The Elusive Giant Coconut-Cracking Rat of the Solomon Islands

Nuts chewed by a newly identified species of rat found on the Solomon Islands, the Uromys vika.
Nuts chewed by a newly identified species of rat found on the Solomon Islands, the Uromys vika.


Locals living on the island of Vangunu in the Solomon Islands sing songs about vika, a giant, tree-dwelling rat that can crack open coconuts with its teeth. But scientists had never seen it.


Tyrone Lavery, a conservation ecologist at The University of Queensland and The Field Museum of Natural History in Chicago, searched for this rat for years. But the closest he got was a mysterious dropping found on the forest floor that contained the hair of some unidentified species of rodent.
An illustration of the Uromys vika, which is exceedingly rare.
An illustration of the Uromys vika, which is exceedingly rare.


Now the Vanganu Giant Rat is no longer legend, but scientific fact. Hikuna Judge, a ranger at the Zaira Resource Management Area on the island, found an injured specimen scampering away from a felled tree. He and Dr. Lavery reported this new species, Uromys vika, in the Journal of Mammalogy on Wednesday. It’s the first new rat species discovered on the islands in about 80 years.


Last year, New York City residents reported more than 17,000 rat sightings, but they can breathe a sigh of relief none were the giant rat of Vangunu. Uromys vika can weigh more than two pounds and stretch up to a foot and a half from nose to tail. Its ears are small, and its feet are wide, to help it maneuver among the branches in the forest canopy where it lives. The rat’s smooth tail is particularly special, covered in tiny scales surrounded by large areas of flesh. Think opossum, or squirrel, but more rat, and very, very, rare.


Its method of eating conjures memories of Reese’s Peanut Butter Cup adsfrom the 1990s. They get to the meat inside the ngali nut by drilling a hole in the shell with their teeth. Knowing this detail now, scientists can track rats using their leftover shells like bread crumbs.
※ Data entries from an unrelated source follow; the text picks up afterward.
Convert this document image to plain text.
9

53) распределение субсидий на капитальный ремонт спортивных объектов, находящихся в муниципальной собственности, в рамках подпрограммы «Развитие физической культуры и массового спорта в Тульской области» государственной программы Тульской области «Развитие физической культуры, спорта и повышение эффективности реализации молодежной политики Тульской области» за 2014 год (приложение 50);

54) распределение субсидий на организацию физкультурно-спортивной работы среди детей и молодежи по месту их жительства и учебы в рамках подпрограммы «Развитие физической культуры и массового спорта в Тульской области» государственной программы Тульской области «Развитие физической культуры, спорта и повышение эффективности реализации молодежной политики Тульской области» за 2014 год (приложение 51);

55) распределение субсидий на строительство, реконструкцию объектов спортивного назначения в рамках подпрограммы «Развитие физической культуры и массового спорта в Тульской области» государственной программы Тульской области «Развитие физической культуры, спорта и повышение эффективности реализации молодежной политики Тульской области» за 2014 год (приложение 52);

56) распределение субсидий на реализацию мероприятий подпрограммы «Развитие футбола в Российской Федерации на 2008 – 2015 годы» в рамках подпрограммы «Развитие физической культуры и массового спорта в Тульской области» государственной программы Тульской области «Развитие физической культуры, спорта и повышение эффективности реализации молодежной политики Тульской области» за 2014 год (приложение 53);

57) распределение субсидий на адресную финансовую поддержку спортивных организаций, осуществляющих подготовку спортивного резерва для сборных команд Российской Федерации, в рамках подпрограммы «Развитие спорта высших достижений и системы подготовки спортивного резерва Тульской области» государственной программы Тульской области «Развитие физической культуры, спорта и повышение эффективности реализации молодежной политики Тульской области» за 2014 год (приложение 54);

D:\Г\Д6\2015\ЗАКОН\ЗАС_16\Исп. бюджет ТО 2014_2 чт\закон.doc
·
The giant rat evaded detection probably because of its tiny population, and the fact that it lives hidden within dense vegetation of rain forest canopies. Dr. Lavery’s camera traps only captured common black rats.
Three views of a skull of Uromys vika.
Three views of a skull of Uromys vika.


“I was a bit worried that this was the only thing we were going to find,” Dr. Lavery said. “If you don’t know anything about it, it makes it all the more harder.”
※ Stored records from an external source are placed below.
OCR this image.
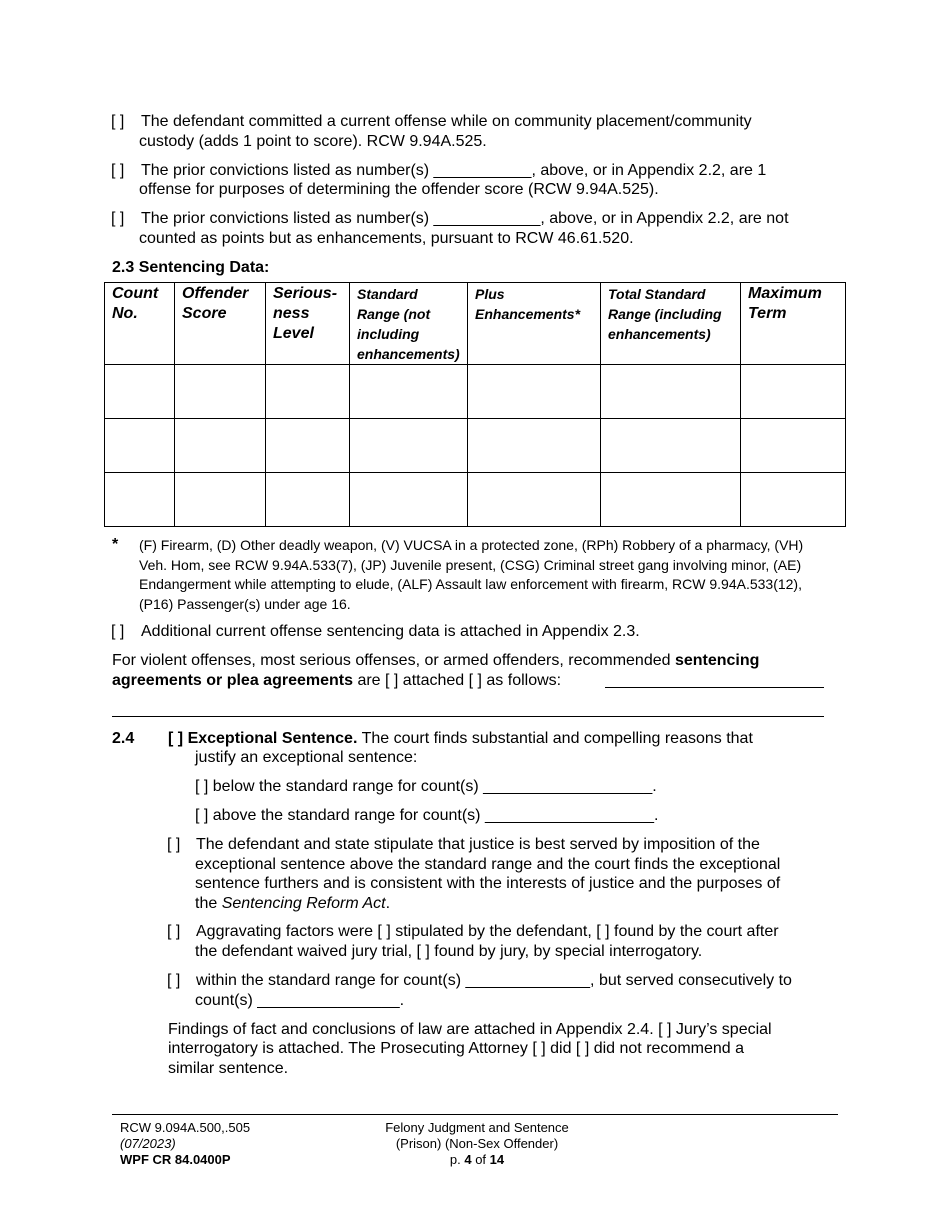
[ ] The defendant committed a current offense while on community placement/community
custody (adds 1 point to score). RCW 9.94A.525.
[ ] The prior convictions listed as number(s) ___________, above, or in Appendix 2.2, are 1
offense for purposes of determining the offender score (RCW 9.94A.525).
[ ] The prior convictions listed as number(s) ____________, above, or in Appendix 2.2, are not
counted as points but as enhancements, pursuant to RCW 46.61.520.
2.3 Sentencing Data:
Count No.	Offender Score	Serious-ness Level	Standard Range (not including enhancements)	Plus Enhancements*	Total Standard Range (including enhancements)	Maximum Term

* (F) Firearm, (D) Other deadly weapon, (V) VUCSA in a protected zone, (RPh) Robbery of a pharmacy, (VH)
Veh. Hom, see RCW 9.94A.533(7), (JP) Juvenile present, (CSG) Criminal street gang involving minor, (AE)
Endangerment while attempting to elude, (ALF) Assault law enforcement with firearm, RCW 9.94A.533(12),
(P16) Passenger(s) under age 16.
[ ] Additional current offense sentencing data is attached in Appendix 2.3.
For violent offenses, most serious offenses, or armed offenders, recommended sentencing
agreements or plea agreements are [ ] attached [ ] as follows:
2.4 [ ] Exceptional Sentence. The court finds substantial and compelling reasons that
justify an exceptional sentence:
[ ] below the standard range for count(s) ___________________.
[ ] above the standard range for count(s) ___________________.
[ ] The defendant and state stipulate that justice is best served by imposition of the
exceptional sentence above the standard range and the court finds the exceptional
sentence furthers and is consistent with the interests of justice and the purposes of
the Sentencing Reform Act.
[ ] Aggravating factors were [ ] stipulated by the defendant, [ ] found by the court after
the defendant waived jury trial, [ ] found by jury, by special interrogatory.
[ ] within the standard range for count(s) ______________, but served consecutively to
count(s) ________________.
Findings of fact and conclusions of law are attached in Appendix 2.4. [ ] Jury’s special
interrogatory is attached. The Prosecuting Attorney [ ] did [ ] did not recommend a
similar sentence.
RCW 9.094A.500,.505
(07/2023)
WPF CR 84.0400P
Felony Judgment and Sentence
(Prison) (Non-Sex Offender)
p. 4 of 14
The researchers met with island residents familiar with the rats, their diet and this remote area during their search. But the chance encounter that led to the first scientifically recorded Vangunu giant rat occurred on the edge of a conservation area. Injured when the tree fell, the rodent died shortly after its discovery. It was buried in a stone tomb for ten days before being sent to the Queensland Museum in Australia, where it will remain.


The rare species will begin its scientific life listed as critically endangered because the island is losing rain forest habitat to logging.


“Now that we know it definitely exists,” Dr. Lavery said, “we can work out ways to conserve it.”